3. I'm not sure, possibly. But since I don't have children at the moment, all I can say is that it's important for parents to keep their kids close and watch them; be aware of where they are and what they are doing. I always see parents walking through the store or on the beach and their kids are lagging behind them and the parents can't even see them.
4. I don't watch sports on TV or in person, just not my thing. But I don't think a communist country should be rewarded with something this monumental. I know the Olympics were held in Moscow in the Soviet Union back in 1980, and it didn't change communism in that country at that time. It's all political anyway. Don't do the Chinese government any favors.
A1) i'm a believer in naps. Actually, a good cup of caffiene and then a 30 min. nap results in increased performance, alertness, and the opportunity for what was learned to be processed. The caffiene then hits the body after the nap. Good formula for me!
A3) I would consider it, if I had a kid, but sometimes this all relates to parents being paranoid by media.
A4) It may be the catalyst for change in China, but this is not necessarily the way to go about change. IOC and China claims it's not about politics, but yet we see the incredible human rights and environmental challenges due to China hosting the Olympics. To say it's about the athletes is a farse when hundreds of thousands Chinese and Tibetans suffered as a result, from forced labor to housing destruction with undervalued compensation, to complete disregard for IOC policies. It's a real shame and sham!
1. Well it used to be a couple brisk laps around the atrium, but now it's a jog or brisk walk around the parking lot at The Big House.
2. Not always, but I try. Especially if the designated turn lane is actually two lanes. It's amazing how many people just assume that there can never be more than one even at a multi-lane intersection.

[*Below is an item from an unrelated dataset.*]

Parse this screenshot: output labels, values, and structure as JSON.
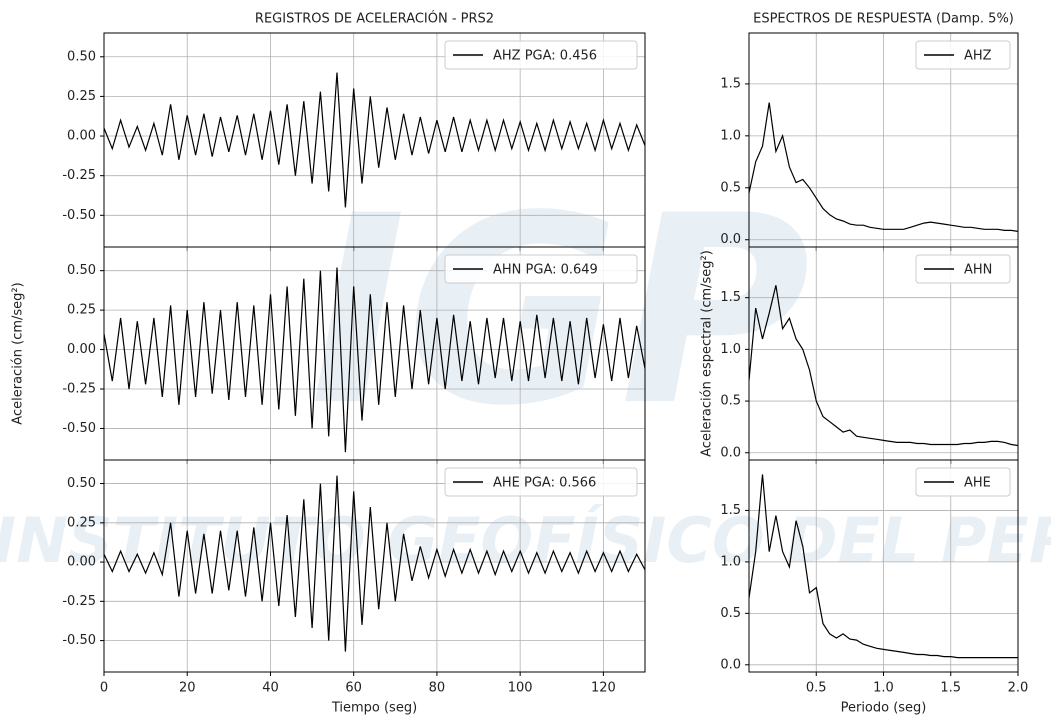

3. Probably not because I agree with some people above who mentioned paranoia fostered by the media and hype. Then again... I was appalled several years ago when I saw small children on leashes and now think those are a good idea. When the brats misbehave, one has an easier time tracking down their owners.
4. I don't think that the Olympics being in any non-democratic state has contributed to democracy in any direct way. Certainly not at the Berlin games in '36, Moscow or even Seoul. As for boycotting? We all know how non-productive boycotts are in general, and with the Olympics in particular. All it really does is give the chattering classes something to feel morally superior about while it deprive athletes of greater exposure, because you know they'll all be competing against each other at the next international even in their sport a couple of months later.